Ok, so what is the difference between A&E observation unit and a proper mental hospital? Mind you those are very likey to be different for different countries or even hospitals. After I got taken to A&E sometimes last week, I got placed into Observation unit (it didn’t actually state observation is due to bad mental health, however, that how it seemed to look like). There are apparently a couple of those units there, in GWH, mine had four female beds on one side of the corridor, two males bed on the other, a few chairs, toilets with showers and a large desk for staff in the middle.
Access to the unit was controlled by fobs and there was no tea and coffee facilities there.

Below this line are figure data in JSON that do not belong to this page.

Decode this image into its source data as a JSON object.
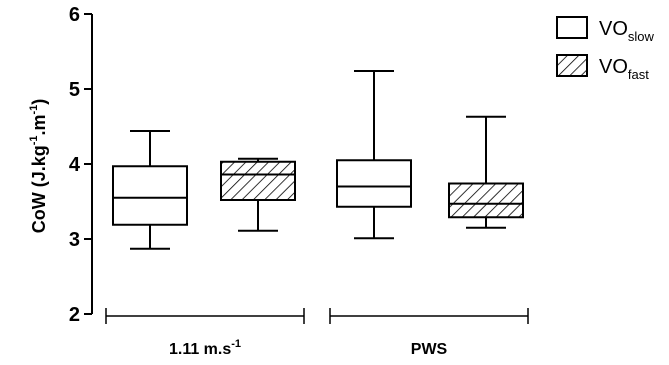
{
  "chart_data": {
    "type": "boxplot",
    "ylabel": "CoW (J.kg⁻¹.m⁻¹)",
    "ylabel_parts": [
      "CoW (J.kg",
      "-1",
      ".m",
      "-1",
      ")"
    ],
    "ylim": [
      2,
      6
    ],
    "yticks": [
      "2",
      "3",
      "4",
      "5",
      "6"
    ],
    "groups": [
      {
        "label": "1.11 m.s-1",
        "label_main": "1.11 m.s",
        "label_sup": "-1"
      },
      {
        "label": "PWS",
        "label_main": "PWS",
        "label_sup": ""
      }
    ],
    "series": [
      {
        "name": "VOslow",
        "name_main": "VO",
        "name_sub": "slow",
        "fill": "none",
        "boxes": [
          {
            "group": "1.11 m.s-1",
            "min": 2.87,
            "q1": 3.19,
            "median": 3.55,
            "q3": 3.97,
            "max": 4.44
          },
          {
            "group": "PWS",
            "min": 3.01,
            "q1": 3.43,
            "median": 3.7,
            "q3": 4.05,
            "max": 5.24
          }
        ]
      },
      {
        "name": "VOfast",
        "name_main": "VO",
        "name_sub": "fast",
        "fill": "hatched",
        "boxes": [
          {
            "group": "1.11 m.s-1",
            "min": 3.11,
            "q1": 3.52,
            "median": 3.86,
            "q3": 4.03,
            "max": 4.07
          },
          {
            "group": "PWS",
            "min": 3.15,
            "q1": 3.29,
            "median": 3.47,
            "q3": 3.74,
            "max": 4.63
          }
        ]
      }
    ],
    "legend_position": "top-right",
    "colors": {
      "stroke": "#000000",
      "background": "#ffffff",
      "hatch": "#000000"
    }
  }
}
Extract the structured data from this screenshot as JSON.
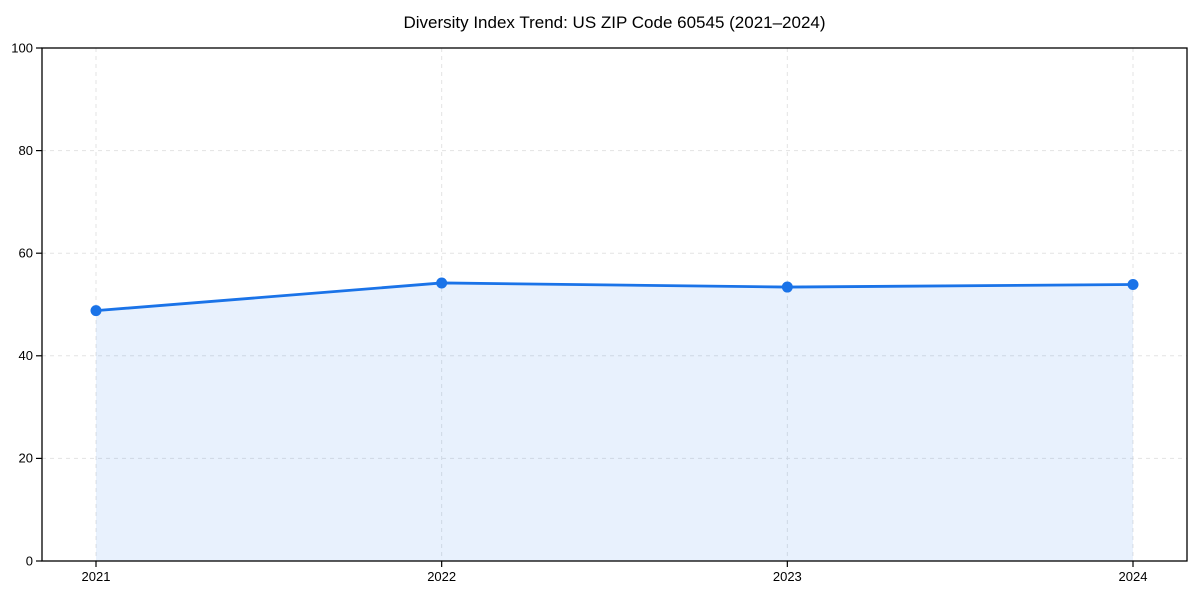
{
  "chart_data": {
    "type": "line",
    "title": "Diversity Index Trend: US ZIP Code 60545 (2021–2024)",
    "categories": [
      "2021",
      "2022",
      "2023",
      "2024"
    ],
    "series": [
      {
        "name": "Diversity Index",
        "values": [
          48.8,
          54.2,
          53.4,
          53.9
        ]
      }
    ],
    "xlabel": "",
    "ylabel": "",
    "ylim": [
      0,
      100
    ],
    "yticks": [
      0,
      20,
      40,
      60,
      80,
      100
    ],
    "grid": "dashed both axes",
    "legend": "none",
    "area_fill_to_zero": true,
    "colors": {
      "line": "#1a73e8",
      "marker": "#1a73e8",
      "area_fill": "rgba(26,115,232,0.10)",
      "grid": "#e3e3e3",
      "frame": "#000000",
      "tick_text": "#000000",
      "background": "#ffffff"
    }
  }
}
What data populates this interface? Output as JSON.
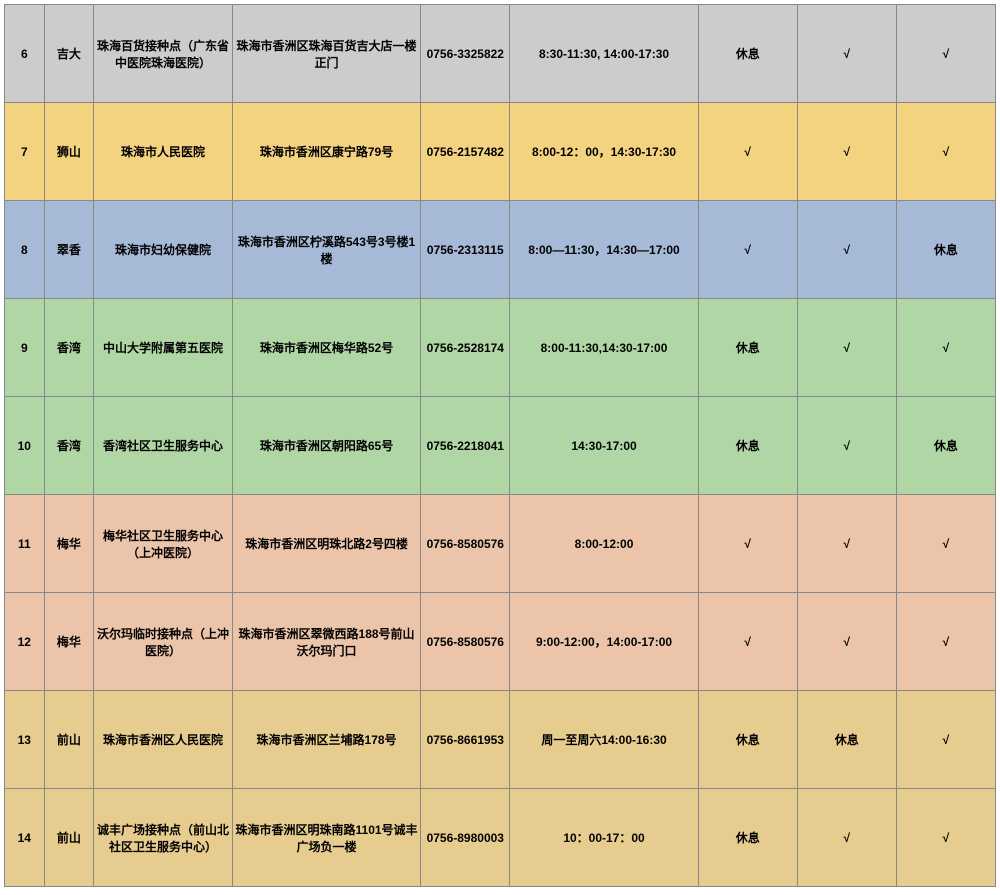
{
  "table": {
    "row_colors": {
      "gray": "#cccccc",
      "yellow": "#f4d380",
      "blue": "#a6b9d7",
      "green": "#b1d6a5",
      "peach": "#ecc4aa",
      "tan": "#e7cc8f"
    },
    "rows": [
      {
        "color": "gray",
        "num": "6",
        "area": "吉大",
        "name": "珠海百货接种点（广东省中医院珠海医院）",
        "addr": "珠海市香洲区珠海百货吉大店一楼正门",
        "phone": "0756-3325822",
        "time": "8:30-11:30, 14:00-17:30",
        "c1": "休息",
        "c2": "√",
        "c3": "√"
      },
      {
        "color": "yellow",
        "num": "7",
        "area": "狮山",
        "name": "珠海市人民医院",
        "addr": "珠海市香洲区康宁路79号",
        "phone": "0756-2157482",
        "time": "8:00-12：00，14:30-17:30",
        "c1": "√",
        "c2": "√",
        "c3": "√"
      },
      {
        "color": "blue",
        "num": "8",
        "area": "翠香",
        "name": "珠海市妇幼保健院",
        "addr": "珠海市香洲区柠溪路543号3号楼1楼",
        "phone": "0756-2313115",
        "time": "8:00—11:30，14:30—17:00",
        "c1": "√",
        "c2": "√",
        "c3": "休息"
      },
      {
        "color": "green",
        "num": "9",
        "area": "香湾",
        "name": "中山大学附属第五医院",
        "addr": "珠海市香洲区梅华路52号",
        "phone": "0756-2528174",
        "time": "8:00-11:30,14:30-17:00",
        "c1": "休息",
        "c2": "√",
        "c3": "√"
      },
      {
        "color": "green",
        "num": "10",
        "area": "香湾",
        "name": "香湾社区卫生服务中心",
        "addr": "珠海市香洲区朝阳路65号",
        "phone": "0756-2218041",
        "time": "14:30-17:00",
        "c1": "休息",
        "c2": "√",
        "c3": "休息"
      },
      {
        "color": "peach",
        "num": "11",
        "area": "梅华",
        "name": "梅华社区卫生服务中心（上冲医院）",
        "addr": "珠海市香洲区明珠北路2号四楼",
        "phone": "0756-8580576",
        "time": "8:00-12:00",
        "c1": "√",
        "c2": "√",
        "c3": "√"
      },
      {
        "color": "peach",
        "num": "12",
        "area": "梅华",
        "name": "沃尔玛临时接种点（上冲医院）",
        "addr": "珠海市香洲区翠微西路188号前山沃尔玛门口",
        "phone": "0756-8580576",
        "time": "9:00-12:00，14:00-17:00",
        "c1": "√",
        "c2": "√",
        "c3": "√"
      },
      {
        "color": "tan",
        "num": "13",
        "area": "前山",
        "name": "珠海市香洲区人民医院",
        "addr": "珠海市香洲区兰埔路178号",
        "phone": "0756-8661953",
        "time": "周一至周六14:00-16:30",
        "c1": "休息",
        "c2": "休息",
        "c3": "√"
      },
      {
        "color": "tan",
        "num": "14",
        "area": "前山",
        "name": "诚丰广场接种点（前山北社区卫生服务中心）",
        "addr": "珠海市香洲区明珠南路1101号诚丰广场负一楼",
        "phone": "0756-8980003",
        "time": "10：00-17：00",
        "c1": "休息",
        "c2": "√",
        "c3": "√"
      }
    ]
  }
}
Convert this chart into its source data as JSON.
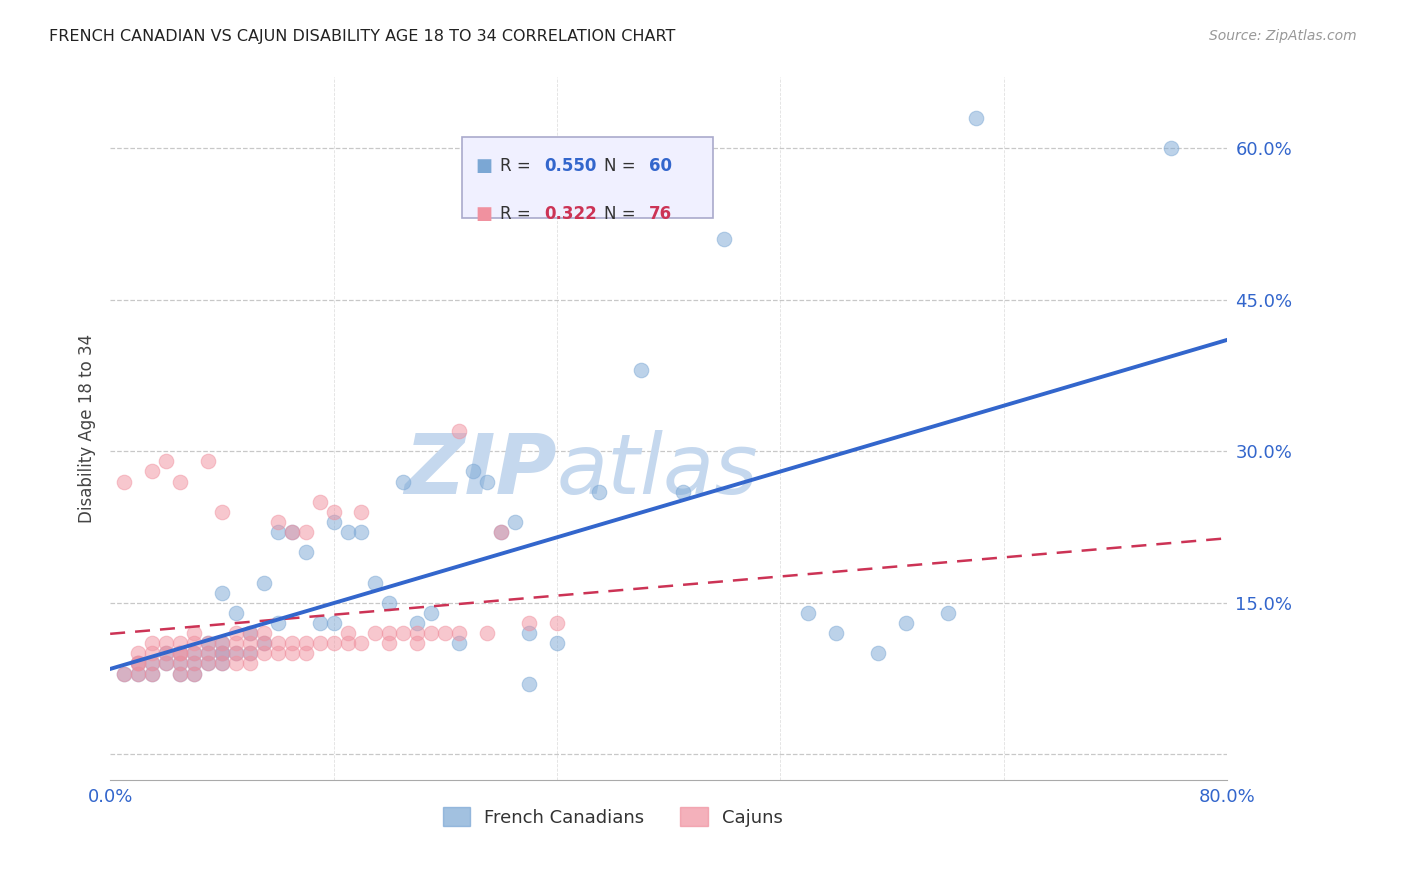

If staff wasn’t busy we could have hot drinks on demand, but if they were we had to wait till they make for everyone and drink water in the meantime. Beds had privacy curtains and that was satisfactory enough for me. There were also two, really small assessment rooms in case someone needed to talk privately.
I really liked that environment. I don’t know, possibly it wouldn’t work for everyone, maybe I liked it because it was reminding me of my travels, when I was usually staying in hostels? But I felt like there was something else going on about it: like if by sharing a room with women who were completely different than me I really felt I’m not the only one with my problems.
Now, in the hospital, I have small ensuite room. And you see, it doesn’t excite me. This is the first room just as the communal area ends and noise is tremendous at times. So basically I have all the issues connected with staying in psychiatric hospital (noise) without having the feeling that I’m really part of an unusual community. Perhaps a community that needs help, when it also feels that help is ‘in the air’ so it’s easy to get it.
In here I feel lonely. Yes, I can go to the communal area, but it feels like it’s really not the same – people there are focused on activities, watching tv, sometimes talking and it feels like an effort I do not want to make. I want to BE between people, I don’t want to colour a mandala when they do the same.
I just want to FEEL and BE, while making absolutely no special efforts.
Once again, I bet there was no research on what works better. I’d easily give up our tea and coffee making facilities and the food we get in here (it really is good) to go back to the Observation Unit for at least a couple of days.